Milei es muy burlesco. El 1 de marzo, al asistir a la apertura de sesiones legislativas, cuando lo aplaudían sus correligionarios, volteó hacia sus oponentes, que guardaban silencio, y les espetó: “Pueden aplaudir porque también soy su presidente, aunque les duela”. En ese mismo acto calificó a sus principales opositores de “cavernícolas”, “delincuentes”, “ignorantes”, “asesinos” y otros adjetivos denigrantes.
A los políticos que le precedieron les dijo que tienen por regla la “codicia, la impericia y la cobardía”. El señor Milei asegura que los impuestos son un robo y así aborda el tema de la justicia social, programa de apoyos a los más débiles que esgrimen los peronistas.
Por eso a éstos les dice: “Ignorantes, la justicia social es un robo; implica un trato desigual frente a la ley y está precedido de un robo. ¡Manga de ladrones! Chorros, ¡delincuentes!”. Y luego remata: “Kukas, yo les voy a avisar algo. ¿Saben qué?

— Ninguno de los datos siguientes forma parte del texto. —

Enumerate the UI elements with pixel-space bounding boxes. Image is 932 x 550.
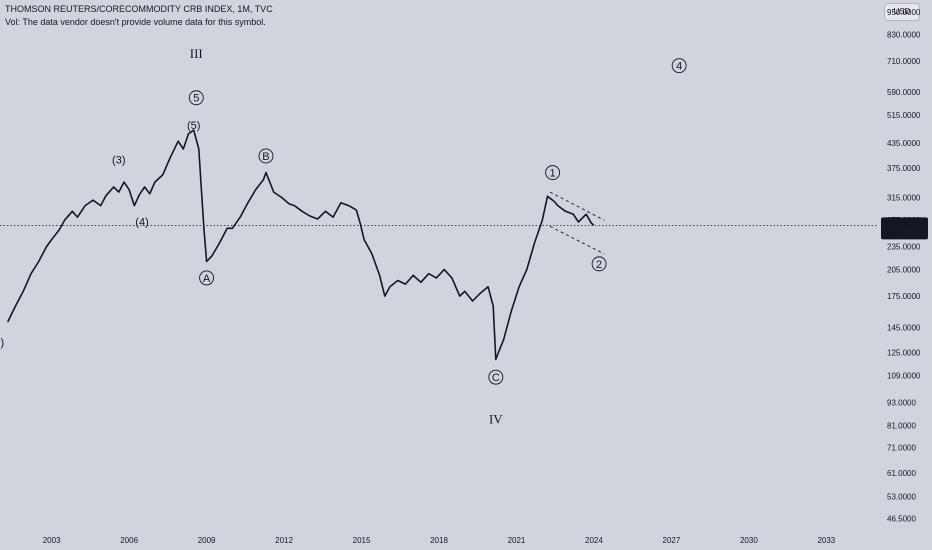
wave-label: B: [262, 151, 269, 163]
y-tick-label: 515.0000: [887, 111, 921, 120]
wave-circle: [671, 58, 687, 74]
wave-circle: [591, 256, 607, 272]
x-tick-label: 2021: [508, 536, 526, 545]
wave-label: (5): [187, 120, 200, 132]
wave-circle: [258, 148, 274, 164]
x-tick-label: 2024: [585, 536, 603, 545]
y-tick-label: 61.0000: [887, 469, 916, 478]
wave-label: 2: [596, 259, 602, 271]
price-badge-value: 266.5921: [886, 220, 920, 229]
x-tick-label: 2012: [275, 536, 293, 545]
wave-label: III: [190, 46, 203, 61]
y-tick-label: 315.0000: [887, 193, 921, 202]
y-tick-label: 81.0000: [887, 421, 916, 430]
x-tick-label: 2018: [430, 536, 448, 545]
wave-circle: [188, 90, 204, 106]
y-tick-label: 205.0000: [887, 266, 921, 275]
chart-title: THOMSON REUTERS/CORECOMMODITY CRB INDEX,…: [5, 4, 273, 14]
y-tick-label: 53.0000: [887, 493, 916, 502]
wave-circle: [199, 270, 215, 286]
wave-label: 1: [550, 168, 556, 180]
y-tick-label: 71.0000: [887, 444, 916, 453]
wave-label: A: [203, 273, 211, 285]
currency-button[interactable]: USD: [884, 3, 920, 21]
x-tick-label: 2033: [817, 536, 835, 545]
price-line: [6, 129, 595, 361]
y-tick-label: 93.0000: [887, 398, 916, 407]
price-badge-countdown: 6d 2h: [886, 229, 906, 238]
y-tick-label: 710.0000: [887, 57, 921, 66]
y-tick-label: 590.0000: [887, 88, 921, 97]
x-tick-label: 2027: [663, 536, 681, 545]
x-tick-label: 2006: [120, 536, 138, 545]
wave-label: (2): [0, 337, 4, 349]
wave-label: (4): [135, 216, 148, 228]
y-tick-label: 235.0000: [887, 243, 921, 252]
y-tick-label: 950.0000: [887, 8, 921, 17]
wave-circle: [545, 165, 561, 181]
price-badge: 266.5921 6d 2h: [881, 217, 928, 240]
x-tick-label: 2009: [198, 536, 216, 545]
wave-label: (3): [112, 154, 125, 166]
x-tick-label: 2015: [353, 536, 371, 545]
y-tick-label: 109.0000: [887, 372, 921, 381]
wave-label: 4: [676, 61, 682, 73]
y-tick-label: 435.0000: [887, 139, 921, 148]
wave-label: C: [492, 372, 500, 384]
wave-label: IV: [489, 411, 503, 426]
channel-line: [549, 225, 605, 255]
wave-label: 5: [193, 93, 199, 105]
y-tick-label: 46.5000: [887, 515, 916, 524]
y-tick-label: 145.0000: [887, 324, 921, 333]
y-tick-label: 830.0000: [887, 31, 921, 40]
y-tick-label: 175.0000: [887, 292, 921, 301]
y-tick-label: 125.0000: [887, 349, 921, 358]
volume-note: Vol: The data vendor doesn't provide vol…: [5, 17, 266, 27]
x-tick-label: 2003: [43, 536, 61, 545]
y-tick-label: 375.0000: [887, 164, 921, 173]
x-tick-label: 2030: [740, 536, 758, 545]
wave-circle: [488, 369, 504, 385]
channel-line: [549, 191, 605, 221]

Me encanta domarlos, me encanta hacerlos llorar”. Lo de “kukas” es porque son seguidores de Kirchner, el peronista.
Eso que enumeramos —la ofensa, humillación, injuria, insulto, afrenta, ultraje, denostación, perjuicio y menoscabo— es el estilo del presidente argentino, amo y señor del insulto y la afrenta, con lo que acredita ser un aventajado alumno de Trump, el enloquecido mandamás del norte del continente. Éste es el estilo que nunca debería prevalecer cuando se hace política.